IP transmissions through TVU generally have a natural latency of one to two seconds due to video compression, and TVU Transcriber’s cloud-based captions are delivered within that timeframe, meaning that they arrive in synch with the video and audio. Shen says the system has over 95% accuracy and works in conjunction with stations’ existing captioning systems to detect where captions are missing and instantly generate them and embed them in the feed.

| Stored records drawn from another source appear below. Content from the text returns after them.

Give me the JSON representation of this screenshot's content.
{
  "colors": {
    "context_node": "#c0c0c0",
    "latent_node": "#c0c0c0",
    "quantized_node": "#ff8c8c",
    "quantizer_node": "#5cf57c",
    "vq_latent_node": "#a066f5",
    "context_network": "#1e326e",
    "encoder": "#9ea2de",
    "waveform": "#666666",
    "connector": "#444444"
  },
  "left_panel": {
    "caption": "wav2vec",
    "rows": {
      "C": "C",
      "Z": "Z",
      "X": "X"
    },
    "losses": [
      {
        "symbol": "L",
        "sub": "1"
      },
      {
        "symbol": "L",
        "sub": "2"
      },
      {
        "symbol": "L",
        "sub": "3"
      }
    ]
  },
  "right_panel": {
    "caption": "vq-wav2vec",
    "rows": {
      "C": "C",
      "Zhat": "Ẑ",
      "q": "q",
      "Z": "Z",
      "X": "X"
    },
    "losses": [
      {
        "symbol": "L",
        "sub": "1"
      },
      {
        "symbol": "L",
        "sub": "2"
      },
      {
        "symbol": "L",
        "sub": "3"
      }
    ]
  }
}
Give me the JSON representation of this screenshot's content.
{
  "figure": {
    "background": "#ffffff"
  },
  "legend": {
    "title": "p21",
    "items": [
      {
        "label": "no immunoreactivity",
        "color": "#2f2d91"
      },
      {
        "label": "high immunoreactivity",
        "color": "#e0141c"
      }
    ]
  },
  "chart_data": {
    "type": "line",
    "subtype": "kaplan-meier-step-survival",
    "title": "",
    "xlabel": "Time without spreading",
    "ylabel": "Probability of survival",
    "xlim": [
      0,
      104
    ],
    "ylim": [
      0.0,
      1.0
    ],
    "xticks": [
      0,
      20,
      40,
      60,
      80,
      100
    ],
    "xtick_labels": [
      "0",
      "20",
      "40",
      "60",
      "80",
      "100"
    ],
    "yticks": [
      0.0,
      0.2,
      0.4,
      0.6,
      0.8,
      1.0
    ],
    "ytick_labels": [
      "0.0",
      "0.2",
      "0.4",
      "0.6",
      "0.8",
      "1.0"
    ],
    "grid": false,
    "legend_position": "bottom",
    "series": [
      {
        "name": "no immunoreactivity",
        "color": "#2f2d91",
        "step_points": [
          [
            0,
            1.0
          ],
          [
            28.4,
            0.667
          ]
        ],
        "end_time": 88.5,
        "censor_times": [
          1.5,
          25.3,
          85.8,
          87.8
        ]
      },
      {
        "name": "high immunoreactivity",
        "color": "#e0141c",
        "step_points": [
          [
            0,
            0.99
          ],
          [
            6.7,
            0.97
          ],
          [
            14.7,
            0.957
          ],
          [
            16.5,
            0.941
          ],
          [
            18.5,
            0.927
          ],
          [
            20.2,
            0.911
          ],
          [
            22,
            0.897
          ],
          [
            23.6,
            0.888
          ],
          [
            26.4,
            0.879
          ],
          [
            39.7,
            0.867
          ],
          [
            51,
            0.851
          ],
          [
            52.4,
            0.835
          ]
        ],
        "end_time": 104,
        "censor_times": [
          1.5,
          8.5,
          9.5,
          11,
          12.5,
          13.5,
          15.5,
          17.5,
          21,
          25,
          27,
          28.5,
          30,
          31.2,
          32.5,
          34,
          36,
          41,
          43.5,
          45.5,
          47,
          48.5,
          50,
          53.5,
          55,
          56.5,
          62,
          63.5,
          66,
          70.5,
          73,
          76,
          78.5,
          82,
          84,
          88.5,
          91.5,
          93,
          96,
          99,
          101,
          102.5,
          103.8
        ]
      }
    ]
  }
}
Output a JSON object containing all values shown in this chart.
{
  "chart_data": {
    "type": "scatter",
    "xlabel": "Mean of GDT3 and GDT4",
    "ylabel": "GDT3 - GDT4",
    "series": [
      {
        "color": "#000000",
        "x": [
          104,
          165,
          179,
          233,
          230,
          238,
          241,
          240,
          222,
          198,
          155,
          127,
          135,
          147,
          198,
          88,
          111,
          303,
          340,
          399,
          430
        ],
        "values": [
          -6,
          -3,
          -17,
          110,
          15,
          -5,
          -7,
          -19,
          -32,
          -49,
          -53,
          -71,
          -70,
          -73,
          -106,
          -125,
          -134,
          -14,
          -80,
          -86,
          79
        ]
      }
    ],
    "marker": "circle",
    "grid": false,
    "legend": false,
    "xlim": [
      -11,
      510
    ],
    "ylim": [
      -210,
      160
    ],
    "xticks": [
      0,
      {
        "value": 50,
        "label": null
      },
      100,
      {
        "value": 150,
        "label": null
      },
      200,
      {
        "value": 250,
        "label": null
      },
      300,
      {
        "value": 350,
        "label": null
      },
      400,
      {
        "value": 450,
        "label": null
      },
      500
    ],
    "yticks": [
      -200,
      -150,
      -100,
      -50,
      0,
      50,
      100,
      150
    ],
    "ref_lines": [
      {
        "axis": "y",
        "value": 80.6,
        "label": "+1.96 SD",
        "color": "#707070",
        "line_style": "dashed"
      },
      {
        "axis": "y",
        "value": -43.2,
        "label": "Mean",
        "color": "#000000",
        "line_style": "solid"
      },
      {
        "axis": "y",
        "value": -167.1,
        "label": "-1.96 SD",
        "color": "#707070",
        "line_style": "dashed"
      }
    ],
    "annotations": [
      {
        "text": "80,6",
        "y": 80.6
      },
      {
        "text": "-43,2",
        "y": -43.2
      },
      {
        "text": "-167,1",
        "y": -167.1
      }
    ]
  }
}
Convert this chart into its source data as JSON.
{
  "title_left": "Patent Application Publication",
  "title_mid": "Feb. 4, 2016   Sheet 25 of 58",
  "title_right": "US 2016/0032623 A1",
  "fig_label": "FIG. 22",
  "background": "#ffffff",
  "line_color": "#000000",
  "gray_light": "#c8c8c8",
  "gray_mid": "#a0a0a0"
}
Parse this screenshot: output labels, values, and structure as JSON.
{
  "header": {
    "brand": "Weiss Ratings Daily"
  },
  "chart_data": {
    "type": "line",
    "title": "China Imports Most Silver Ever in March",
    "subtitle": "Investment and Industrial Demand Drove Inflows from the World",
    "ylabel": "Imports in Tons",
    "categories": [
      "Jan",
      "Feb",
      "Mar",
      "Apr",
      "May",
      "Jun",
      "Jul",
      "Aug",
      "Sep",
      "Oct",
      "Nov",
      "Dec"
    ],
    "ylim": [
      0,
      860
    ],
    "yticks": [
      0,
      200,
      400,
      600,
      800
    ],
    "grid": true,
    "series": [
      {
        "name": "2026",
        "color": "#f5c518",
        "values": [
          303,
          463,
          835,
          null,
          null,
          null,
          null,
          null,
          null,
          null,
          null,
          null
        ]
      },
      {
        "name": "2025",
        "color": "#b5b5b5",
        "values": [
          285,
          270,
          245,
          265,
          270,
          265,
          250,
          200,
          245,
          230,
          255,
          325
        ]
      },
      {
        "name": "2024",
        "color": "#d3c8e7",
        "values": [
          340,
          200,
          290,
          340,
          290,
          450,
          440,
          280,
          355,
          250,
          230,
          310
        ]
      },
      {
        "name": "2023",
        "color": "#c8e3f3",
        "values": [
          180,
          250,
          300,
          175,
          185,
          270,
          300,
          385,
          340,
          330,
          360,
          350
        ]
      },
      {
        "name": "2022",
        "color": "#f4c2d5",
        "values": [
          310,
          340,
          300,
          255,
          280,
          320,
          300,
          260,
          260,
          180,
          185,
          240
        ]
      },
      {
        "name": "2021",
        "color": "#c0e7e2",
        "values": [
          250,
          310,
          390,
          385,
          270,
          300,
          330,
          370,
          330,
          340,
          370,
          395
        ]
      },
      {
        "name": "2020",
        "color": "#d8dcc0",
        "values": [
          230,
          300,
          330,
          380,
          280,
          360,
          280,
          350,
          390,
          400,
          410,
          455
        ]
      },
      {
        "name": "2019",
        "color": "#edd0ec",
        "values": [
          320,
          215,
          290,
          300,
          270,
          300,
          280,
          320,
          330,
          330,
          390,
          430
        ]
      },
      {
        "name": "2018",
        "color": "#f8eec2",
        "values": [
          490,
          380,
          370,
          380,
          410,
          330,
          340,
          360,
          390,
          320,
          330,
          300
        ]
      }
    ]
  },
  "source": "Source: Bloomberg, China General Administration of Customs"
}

TVU Transcriber doesn’t require any new hardware, and customers are charged only for the time that the system actually provides captions. Shen says the effective cost works out to about 50 cents per minute.
“That’s why it’s so convenient for the customer,” Shen says. “They drop it in and it just works.”
A new entrant in the automated captioning market, Ericsson subsidiary Red Bee Media, comes from the traditional captioning world. The U.K.-based firm manages playout, captioning and other services for the BBC, along with other major international broadcasters, and captions some 200,000 hours a year. About half of that is live captioning performed by respeakers using ASR software.
Red Bee has been using ASR for about 15 years, and the results are very good, says Tom Wootton, head of access services product for Red Bee Media. But ASR alone hasn’t been good enough to provide true accessiblity to hearing-impaired viewers, until recently.
“What we’re seeing now over the past two to three years is a big increase in compute power and machine learning capability,” Wootton says.
Those improvements have changed Red Bee’s thinking about ASR. The company has now developed its own fully automated product, ARC (Automatic Realtime Captioning), which it is aiming at new markets including U.S. broadcasters and budget-conscious broadcasters everywhere.
ARC is sold in a Software as a Service (SaaS) model, with customers paying based on usage. If a human-driven caption service might cost around $75 dollars per hour on the low-end, Wootton says, the automated product will likely cost half of that.
“Our pitch will be that we want to halve your accessibility bill,” Wootton says. “That’s how we approach it.”
Red Bee Media had already moved the processing of its captioning services to the AWS cloud before COVID-19 hit. That made shifting to remote workflows relative straightforward when lockdowns hit the U.S., Europe and Australia, and all of its captioners are now working from home.
Having all of Red Bee’s captioning services on the cloud also makes for an easy link between the legacy services and its new automated product. Red Bee can use its experienced captioners to help train the ARC system to recognize important words, such as local street names or topical words like COVID-19. Big improvements in quality for automated captioning can be achieved by using captioners to “seed” the system with a vocabulary curated for particular shows, Wootton says. That helps the ASR software recognize the difference between “lettuce” and “let us” in a cooking show, for example.
“What we do is apply a light operational layer to the automation to raise the quality bar,” Wootton says. “We’re finding the automation and traditional services are actually synergistic and come together quite nicely.”